Abrial, de son côté, remplissait consciencieusement la mission à lui confiée par le Directoire.

Le pouvoir législatif fut remis par lui aux mains de vingt-cinq citoyens ; le pouvoir exécutif à cinq, le ministère à quatre.

Lui-même choisit les membres qui devaient faire partie de ces trois pouvoirs.

Au nombre des nouveaux élus à ce terrible honneur, qui devait coûter la vie à la plupart, était une de nos premières connaissances, le docteur Dominique Cirillo.

Lorsqu'on lui annonça le choix que l'agent français avait fait de lui, il répondit :

– Le danger est grand, mais l'honneur est plus grand encore. Je dévoue à la République mes faibles talents, mes forces, ma vie.

Manthonnet, de son côté, travaillait nuit et jour à la réorganisation de l'armée. Au bout de quelques jours, en effet, une armée nouvelle était prête à marcher au-devant du cardinal, que l'on sentait pour ainsi dire s'approcher d'instant en instant.

Mais, auparavant, cœur généreux qu'était le ministre de la guerre, il voulut donner à la ville un spectacle qui, tout à la fois, la rassurât et l'exaltât.

Il annonça la fête de la Fraternité.

Le jour marqué pour cette fête, la ville s'éveilla au son des cloches, des canons et des tambourins, comme elle avait l'habitude de le faire dans ses jours les plus heureux.

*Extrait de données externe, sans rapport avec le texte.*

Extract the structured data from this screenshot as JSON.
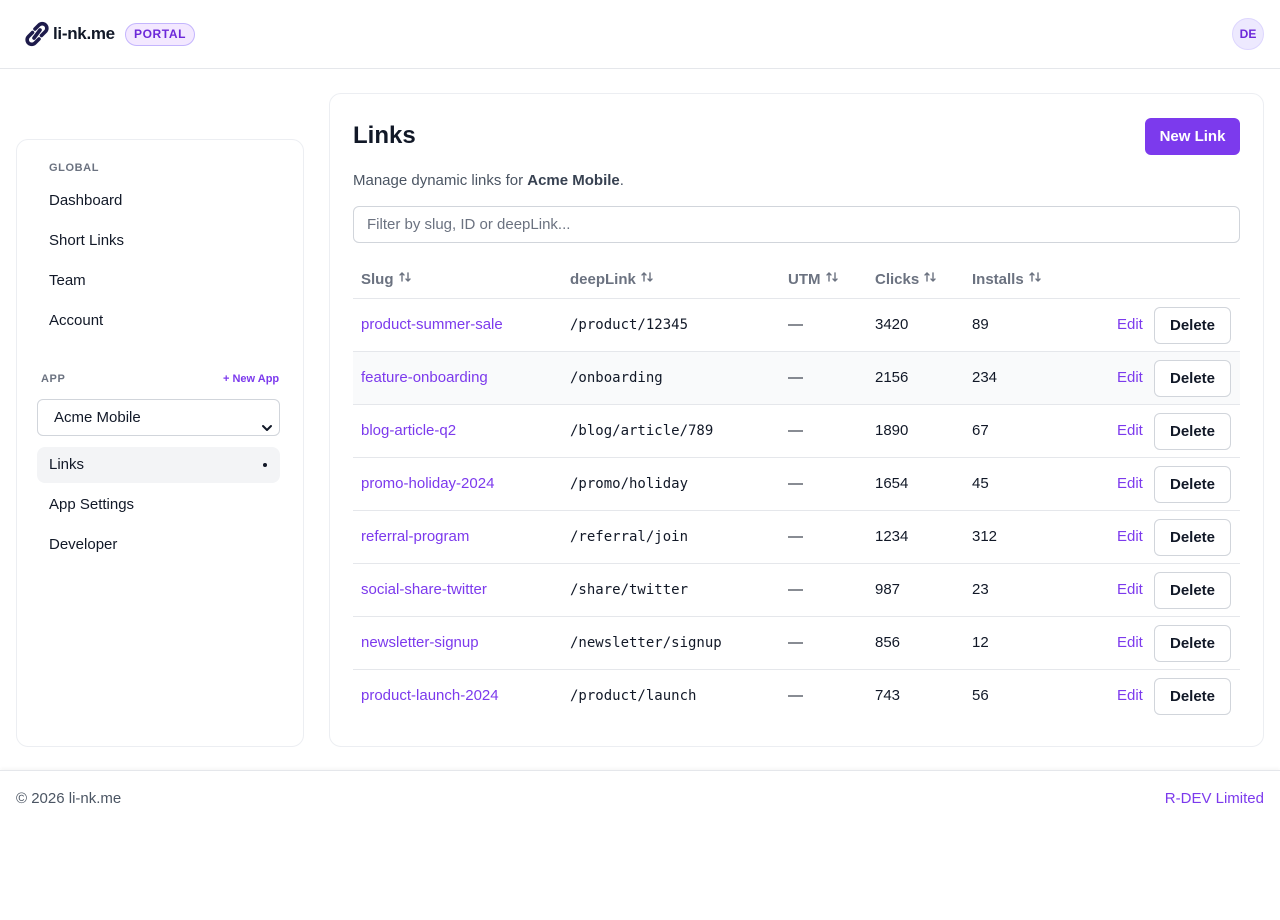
{
  "header": {
    "brand": "li-nk.me",
    "badge": "PORTAL",
    "avatar_initials": "DE",
    "logo_icon": "chain-link-icon"
  },
  "sidebar": {
    "global_label": "GLOBAL",
    "global_items": [
      {
        "label": "Dashboard"
      },
      {
        "label": "Short Links"
      },
      {
        "label": "Team"
      },
      {
        "label": "Account"
      }
    ],
    "app_label": "APP",
    "new_app_label": "+ New App",
    "app_select_value": "Acme Mobile",
    "app_items": [
      {
        "label": "Links",
        "active": true
      },
      {
        "label": "App Settings"
      },
      {
        "label": "Developer"
      }
    ]
  },
  "main": {
    "title": "Links",
    "new_link_label": "New Link",
    "subtitle_prefix": "Manage dynamic links for ",
    "subtitle_app": "Acme Mobile",
    "subtitle_suffix": ".",
    "filter_placeholder": "Filter by slug, ID or deepLink...",
    "columns": {
      "slug": "Slug",
      "deeplink": "deepLink",
      "utm": "UTM",
      "clicks": "Clicks",
      "installs": "Installs"
    },
    "edit_label": "Edit",
    "delete_label": "Delete",
    "rows": [
      {
        "slug": "product-summer-sale",
        "deeplink": "/product/12345",
        "utm": "—",
        "clicks": "3420",
        "installs": "89"
      },
      {
        "slug": "feature-onboarding",
        "deeplink": "/onboarding",
        "utm": "—",
        "clicks": "2156",
        "installs": "234"
      },
      {
        "slug": "blog-article-q2",
        "deeplink": "/blog/article/789",
        "utm": "—",
        "clicks": "1890",
        "installs": "67"
      },
      {
        "slug": "promo-holiday-2024",
        "deeplink": "/promo/holiday",
        "utm": "—",
        "clicks": "1654",
        "installs": "45"
      },
      {
        "slug": "referral-program",
        "deeplink": "/referral/join",
        "utm": "—",
        "clicks": "1234",
        "installs": "312"
      },
      {
        "slug": "social-share-twitter",
        "deeplink": "/share/twitter",
        "utm": "—",
        "clicks": "987",
        "installs": "23"
      },
      {
        "slug": "newsletter-signup",
        "deeplink": "/newsletter/signup",
        "utm": "—",
        "clicks": "856",
        "installs": "12"
      },
      {
        "slug": "product-launch-2024",
        "deeplink": "/product/launch",
        "utm": "—",
        "clicks": "743",
        "installs": "56"
      }
    ]
  },
  "footer": {
    "copyright": "© 2026 li-nk.me",
    "company": "R-DEV Limited"
  },
  "colors": {
    "accent": "#7c3aed",
    "border": "#e5e7eb",
    "text": "#111827",
    "muted": "#6b7280"
  }
}
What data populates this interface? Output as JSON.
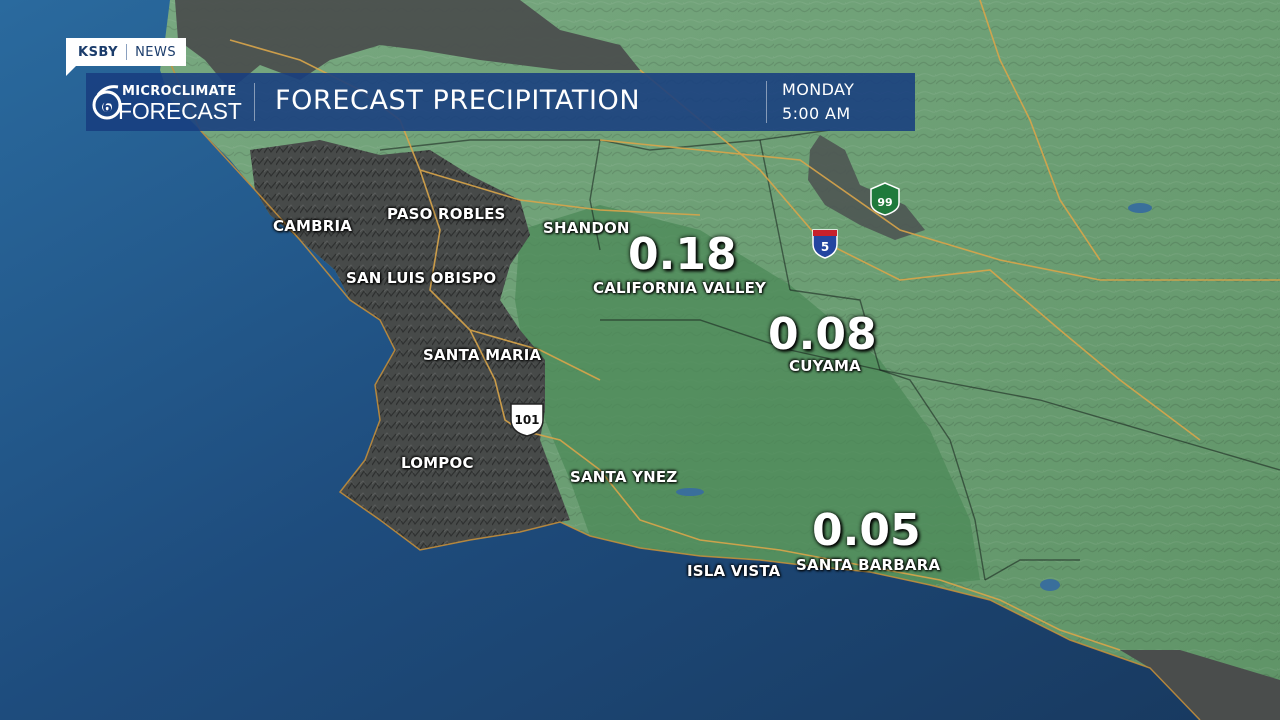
{
  "brand": {
    "station": "KSBY",
    "section": "NEWS",
    "logo_top": "MICROCLIMATE",
    "logo_bottom": "FORECAST",
    "logo_number": "6"
  },
  "header": {
    "title": "FORECAST PRECIPITATION",
    "day": "MONDAY",
    "time": "5:00 AM"
  },
  "cities": {
    "cambria": "CAMBRIA",
    "paso_robles": "PASO ROBLES",
    "shandon": "SHANDON",
    "san_luis_obispo": "SAN LUIS OBISPO",
    "california_valley": "CALIFORNIA VALLEY",
    "santa_maria": "SANTA MARIA",
    "cuyama": "CUYAMA",
    "lompoc": "LOMPOC",
    "santa_ynez": "SANTA YNEZ",
    "isla_vista": "ISLA VISTA",
    "santa_barbara": "SANTA BARBARA"
  },
  "precipitation": {
    "california_valley": "0.18",
    "cuyama": "0.08",
    "santa_barbara": "0.05"
  },
  "highways": {
    "us_101": "101",
    "i_5": "5",
    "ca_99": "99"
  },
  "colors": {
    "ocean": "#1f4f80",
    "land": "#6a9e72",
    "rain_shade": "#4f8c5a",
    "dry_land": "#4a4d4c",
    "coast_line": "#d9a54a",
    "header_bg": "#183e80"
  }
}
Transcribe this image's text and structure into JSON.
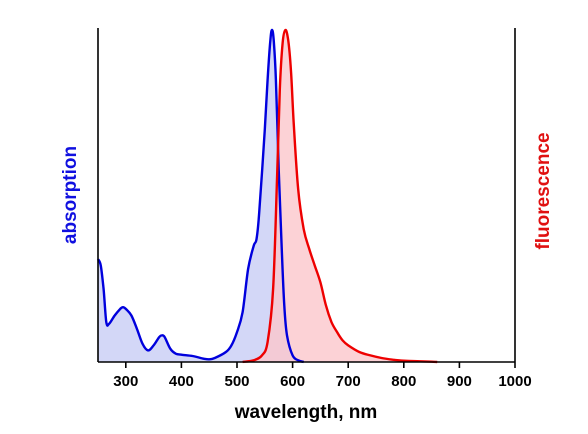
{
  "chart_data": {
    "type": "area",
    "title": "",
    "xlabel": "wavelength, nm",
    "ylabel_left": "absorption",
    "ylabel_right": "fluorescence",
    "xlim": [
      250,
      1000
    ],
    "ylim": [
      0,
      1
    ],
    "x_ticks": [
      300,
      400,
      500,
      600,
      700,
      800,
      900,
      1000
    ],
    "y_ticks_shown": false,
    "grid": false,
    "legend": "none",
    "series": [
      {
        "name": "absorption",
        "color": "#0000dd",
        "fill": "#c8cdf5",
        "axis": "left",
        "points": [
          [
            250,
            0.31
          ],
          [
            255,
            0.29
          ],
          [
            260,
            0.22
          ],
          [
            265,
            0.12
          ],
          [
            270,
            0.115
          ],
          [
            280,
            0.14
          ],
          [
            290,
            0.16
          ],
          [
            295,
            0.165
          ],
          [
            300,
            0.16
          ],
          [
            310,
            0.14
          ],
          [
            320,
            0.1
          ],
          [
            330,
            0.055
          ],
          [
            340,
            0.035
          ],
          [
            350,
            0.05
          ],
          [
            360,
            0.075
          ],
          [
            365,
            0.08
          ],
          [
            370,
            0.075
          ],
          [
            380,
            0.04
          ],
          [
            390,
            0.025
          ],
          [
            400,
            0.022
          ],
          [
            420,
            0.018
          ],
          [
            440,
            0.01
          ],
          [
            450,
            0.008
          ],
          [
            460,
            0.012
          ],
          [
            480,
            0.03
          ],
          [
            490,
            0.05
          ],
          [
            500,
            0.09
          ],
          [
            510,
            0.15
          ],
          [
            520,
            0.28
          ],
          [
            530,
            0.35
          ],
          [
            535,
            0.37
          ],
          [
            540,
            0.45
          ],
          [
            550,
            0.7
          ],
          [
            555,
            0.85
          ],
          [
            560,
            0.97
          ],
          [
            563,
            1.0
          ],
          [
            566,
            0.97
          ],
          [
            570,
            0.85
          ],
          [
            575,
            0.58
          ],
          [
            580,
            0.36
          ],
          [
            585,
            0.17
          ],
          [
            590,
            0.08
          ],
          [
            600,
            0.02
          ],
          [
            610,
            0.005
          ],
          [
            620,
            0.0
          ]
        ]
      },
      {
        "name": "fluorescence",
        "color": "#ee0000",
        "fill": "#fbc7cc",
        "axis": "right",
        "points": [
          [
            510,
            0.0
          ],
          [
            530,
            0.005
          ],
          [
            545,
            0.02
          ],
          [
            555,
            0.06
          ],
          [
            565,
            0.22
          ],
          [
            572,
            0.55
          ],
          [
            577,
            0.82
          ],
          [
            582,
            0.96
          ],
          [
            587,
            1.0
          ],
          [
            592,
            0.97
          ],
          [
            597,
            0.88
          ],
          [
            602,
            0.72
          ],
          [
            610,
            0.52
          ],
          [
            620,
            0.4
          ],
          [
            630,
            0.34
          ],
          [
            640,
            0.29
          ],
          [
            650,
            0.24
          ],
          [
            660,
            0.17
          ],
          [
            670,
            0.12
          ],
          [
            680,
            0.09
          ],
          [
            690,
            0.065
          ],
          [
            700,
            0.05
          ],
          [
            720,
            0.03
          ],
          [
            740,
            0.02
          ],
          [
            760,
            0.012
          ],
          [
            780,
            0.007
          ],
          [
            800,
            0.004
          ],
          [
            830,
            0.002
          ],
          [
            850,
            0.001
          ],
          [
            860,
            0.0
          ]
        ]
      }
    ]
  }
}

Toute la garde nationale à pied eut l'ordre de se placer en haie dans la rue de Tolède ; toute la garde nationale à cheval se rangea en bataille sur la place du Palais ; toute l'infanterie de ligne se massa place du Château.

Disons en passant, qu'il n'y a peut-être pas une capitale au monde où la garde nationale soit si bien organisée qu'à Naples.

Un grand espace était resté libre autour de l'arbre de la Liberté, à dix pas duquel était dressé un bûcher.

Vers onze heures du matin, par une magnifique journée de la fin du mois de mai, toutes les fenêtres étant pavoisées de drapeaux aux couleurs de la République, toutes les femmes garnissant ces fenêtres et secouant leurs mouchoirs aux cris de « Vive la République ! » on vit, du haut de la rue de Tolède, s'avancer un immense cortège.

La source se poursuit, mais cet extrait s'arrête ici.